Nigel Slater’s comfort food

Spicy pork salad and creamy baked onions with parmesan
  
  


Grilled pork salad

I find a bright-tasting, aromatic salad does wonders for my sense of wellbeing, lifting the spirits on a grey and rainy day. Sometimes I add bean sprouts to the green leaves and herbs for extra crunch.

serves 4

for the salad:
mint leaves - small handful
coriander leaves - small bunch
little gem lettuce - 2 or 3, depending on size
1 lime
1 large red chilli
bean sprouts - 4 small handfuls

for the pork:
1 small pork fillet
lemongrass - 2 medium-sized stalks
garlic - 3 cloves
Thai fish sauce - 2 tbs
sesame oil - 1 tbs

Cut the pork fillet into slices. They should be no thicker than your little finger. Remove any tough outer leaves from the lemongrass then slice the tender insides into wafer thin rings. Put them into a bowl with the peeled and finely crushed garlic, the fish sauce and the sesame oil.

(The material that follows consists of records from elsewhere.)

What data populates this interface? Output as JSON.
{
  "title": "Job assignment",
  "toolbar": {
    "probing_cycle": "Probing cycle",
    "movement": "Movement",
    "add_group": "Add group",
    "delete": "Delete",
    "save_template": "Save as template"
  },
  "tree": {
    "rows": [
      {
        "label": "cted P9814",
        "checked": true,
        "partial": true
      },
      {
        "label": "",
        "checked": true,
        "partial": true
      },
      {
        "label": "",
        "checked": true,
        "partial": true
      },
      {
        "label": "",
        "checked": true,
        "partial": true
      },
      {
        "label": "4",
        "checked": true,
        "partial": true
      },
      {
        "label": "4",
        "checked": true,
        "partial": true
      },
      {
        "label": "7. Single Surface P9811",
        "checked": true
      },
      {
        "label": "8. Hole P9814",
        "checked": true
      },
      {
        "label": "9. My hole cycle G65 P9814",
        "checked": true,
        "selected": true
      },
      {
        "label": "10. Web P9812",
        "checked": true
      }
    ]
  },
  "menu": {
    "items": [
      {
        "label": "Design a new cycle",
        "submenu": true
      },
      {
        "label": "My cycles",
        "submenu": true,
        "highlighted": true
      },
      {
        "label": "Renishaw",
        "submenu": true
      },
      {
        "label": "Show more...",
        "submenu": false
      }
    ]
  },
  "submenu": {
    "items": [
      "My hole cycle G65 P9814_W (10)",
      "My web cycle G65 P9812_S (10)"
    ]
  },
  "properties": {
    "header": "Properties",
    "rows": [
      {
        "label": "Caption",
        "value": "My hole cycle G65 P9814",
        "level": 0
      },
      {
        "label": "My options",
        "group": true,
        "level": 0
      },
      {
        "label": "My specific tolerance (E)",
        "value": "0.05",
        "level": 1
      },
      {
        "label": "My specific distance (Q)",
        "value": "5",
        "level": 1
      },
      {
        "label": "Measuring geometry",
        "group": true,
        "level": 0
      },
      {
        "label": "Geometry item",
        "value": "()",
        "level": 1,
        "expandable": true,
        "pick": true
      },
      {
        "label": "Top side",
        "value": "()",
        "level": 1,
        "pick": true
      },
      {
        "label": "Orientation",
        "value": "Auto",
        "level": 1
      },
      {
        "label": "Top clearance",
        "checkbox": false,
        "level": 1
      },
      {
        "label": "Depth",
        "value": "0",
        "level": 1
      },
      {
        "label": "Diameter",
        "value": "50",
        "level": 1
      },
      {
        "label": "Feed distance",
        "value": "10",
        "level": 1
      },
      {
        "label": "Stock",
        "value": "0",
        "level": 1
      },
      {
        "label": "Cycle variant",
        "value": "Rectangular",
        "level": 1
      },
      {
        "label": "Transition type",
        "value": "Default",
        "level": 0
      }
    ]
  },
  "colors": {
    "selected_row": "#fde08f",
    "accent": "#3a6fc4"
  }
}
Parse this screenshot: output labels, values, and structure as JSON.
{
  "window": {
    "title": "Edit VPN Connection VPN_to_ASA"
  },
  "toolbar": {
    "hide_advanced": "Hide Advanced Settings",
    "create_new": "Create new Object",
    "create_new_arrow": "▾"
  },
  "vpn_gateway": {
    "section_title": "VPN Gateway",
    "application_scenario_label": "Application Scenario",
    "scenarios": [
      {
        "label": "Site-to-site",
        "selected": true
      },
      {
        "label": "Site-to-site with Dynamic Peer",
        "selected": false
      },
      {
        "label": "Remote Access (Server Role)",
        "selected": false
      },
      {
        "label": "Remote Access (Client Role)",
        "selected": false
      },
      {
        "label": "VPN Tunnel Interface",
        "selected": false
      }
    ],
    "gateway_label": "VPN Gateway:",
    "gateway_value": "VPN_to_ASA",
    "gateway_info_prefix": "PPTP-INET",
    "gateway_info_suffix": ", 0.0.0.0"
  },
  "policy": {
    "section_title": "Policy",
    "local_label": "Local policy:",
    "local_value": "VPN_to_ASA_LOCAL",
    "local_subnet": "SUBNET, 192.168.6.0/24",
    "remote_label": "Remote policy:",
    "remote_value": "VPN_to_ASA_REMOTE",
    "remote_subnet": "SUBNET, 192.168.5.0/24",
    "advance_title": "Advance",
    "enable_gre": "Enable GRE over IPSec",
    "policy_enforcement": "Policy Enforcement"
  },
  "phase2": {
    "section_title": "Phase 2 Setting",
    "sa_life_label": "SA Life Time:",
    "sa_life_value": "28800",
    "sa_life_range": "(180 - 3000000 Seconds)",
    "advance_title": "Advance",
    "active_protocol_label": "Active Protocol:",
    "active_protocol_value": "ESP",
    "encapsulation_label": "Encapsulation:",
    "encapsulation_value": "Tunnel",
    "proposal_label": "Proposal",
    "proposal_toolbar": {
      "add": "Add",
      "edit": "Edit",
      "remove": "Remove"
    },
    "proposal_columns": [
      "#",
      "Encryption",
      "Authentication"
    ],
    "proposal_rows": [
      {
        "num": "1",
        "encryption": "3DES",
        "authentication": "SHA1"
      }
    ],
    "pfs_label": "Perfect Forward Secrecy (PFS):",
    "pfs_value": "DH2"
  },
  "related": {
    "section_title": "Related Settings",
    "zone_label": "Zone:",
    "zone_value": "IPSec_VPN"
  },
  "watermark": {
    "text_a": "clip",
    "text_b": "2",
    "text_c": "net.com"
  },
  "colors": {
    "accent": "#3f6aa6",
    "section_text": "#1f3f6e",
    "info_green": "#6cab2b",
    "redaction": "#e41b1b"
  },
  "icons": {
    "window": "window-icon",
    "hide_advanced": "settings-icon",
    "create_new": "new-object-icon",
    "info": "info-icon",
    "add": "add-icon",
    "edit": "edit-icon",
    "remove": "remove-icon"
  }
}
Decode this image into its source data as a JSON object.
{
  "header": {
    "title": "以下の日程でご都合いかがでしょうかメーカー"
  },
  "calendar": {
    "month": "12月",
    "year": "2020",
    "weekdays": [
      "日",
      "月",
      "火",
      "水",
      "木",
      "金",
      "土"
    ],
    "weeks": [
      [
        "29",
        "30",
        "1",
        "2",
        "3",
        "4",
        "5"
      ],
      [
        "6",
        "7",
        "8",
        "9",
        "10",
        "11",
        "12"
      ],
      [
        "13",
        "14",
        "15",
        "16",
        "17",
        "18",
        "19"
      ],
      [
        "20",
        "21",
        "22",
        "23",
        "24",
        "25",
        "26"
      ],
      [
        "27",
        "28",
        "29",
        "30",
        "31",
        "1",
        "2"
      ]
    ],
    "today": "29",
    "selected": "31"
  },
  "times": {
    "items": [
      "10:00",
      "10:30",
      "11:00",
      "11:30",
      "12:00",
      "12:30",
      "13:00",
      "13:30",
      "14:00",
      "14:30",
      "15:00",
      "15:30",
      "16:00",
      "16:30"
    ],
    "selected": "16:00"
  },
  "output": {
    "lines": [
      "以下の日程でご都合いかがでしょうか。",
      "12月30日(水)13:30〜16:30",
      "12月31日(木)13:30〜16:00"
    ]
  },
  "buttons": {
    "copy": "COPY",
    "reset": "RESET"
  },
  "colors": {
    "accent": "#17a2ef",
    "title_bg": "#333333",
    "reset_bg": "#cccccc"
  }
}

Toss with the pork and leave for a good hour. Make four individual bowls of salad with crisp lettuce, whole mint and coriander leaves and, if you wish, beansprouts. Halve the chilli and remove the seeds, then chop the chilli flesh finely. Toss the chillies and the juice of the lime into the salad. Drain the pork from the marinade, then fry in a non-stick pan till golden and glossy on both sides, spooning over a little of the sauce as you go. It will take little more than a minute or two. Mix the pork into the salad and serve immediately with any juices from the pan poured over.

Baked onions with parmesan and cream

I normally eat these deeply savoury baked onions as a side dish to cold roast beef, and that is probably when they are at their best. But they make a sound main course, too. I eat them and their cheesy sauce with mounds of blandly comforting brown rice, steamed with a cinnamon stick and a couple of cloves. Wet weather food of the first order.

serves 2-3 with rice

onions - 4 medium to large
whipping or double cream - 300ml
grated Parmesan - a good handful
to serve: steamed brown rice for 4

Set the oven at 180/gas 4. Peel the onions and bring them to the boil in a large, deep pot of water. Leave them at a bright simmer for about 25 minutes, until they are tender, then lift them out with a draining spoon. Slice the onions in half from root to tip and put them cut-side down in an ovenproof dish, snugly touching one another. Tip the cream over the onions. Season with salt, pepper and the grated cheese and bake for 25 minutes, till golden and bubbling.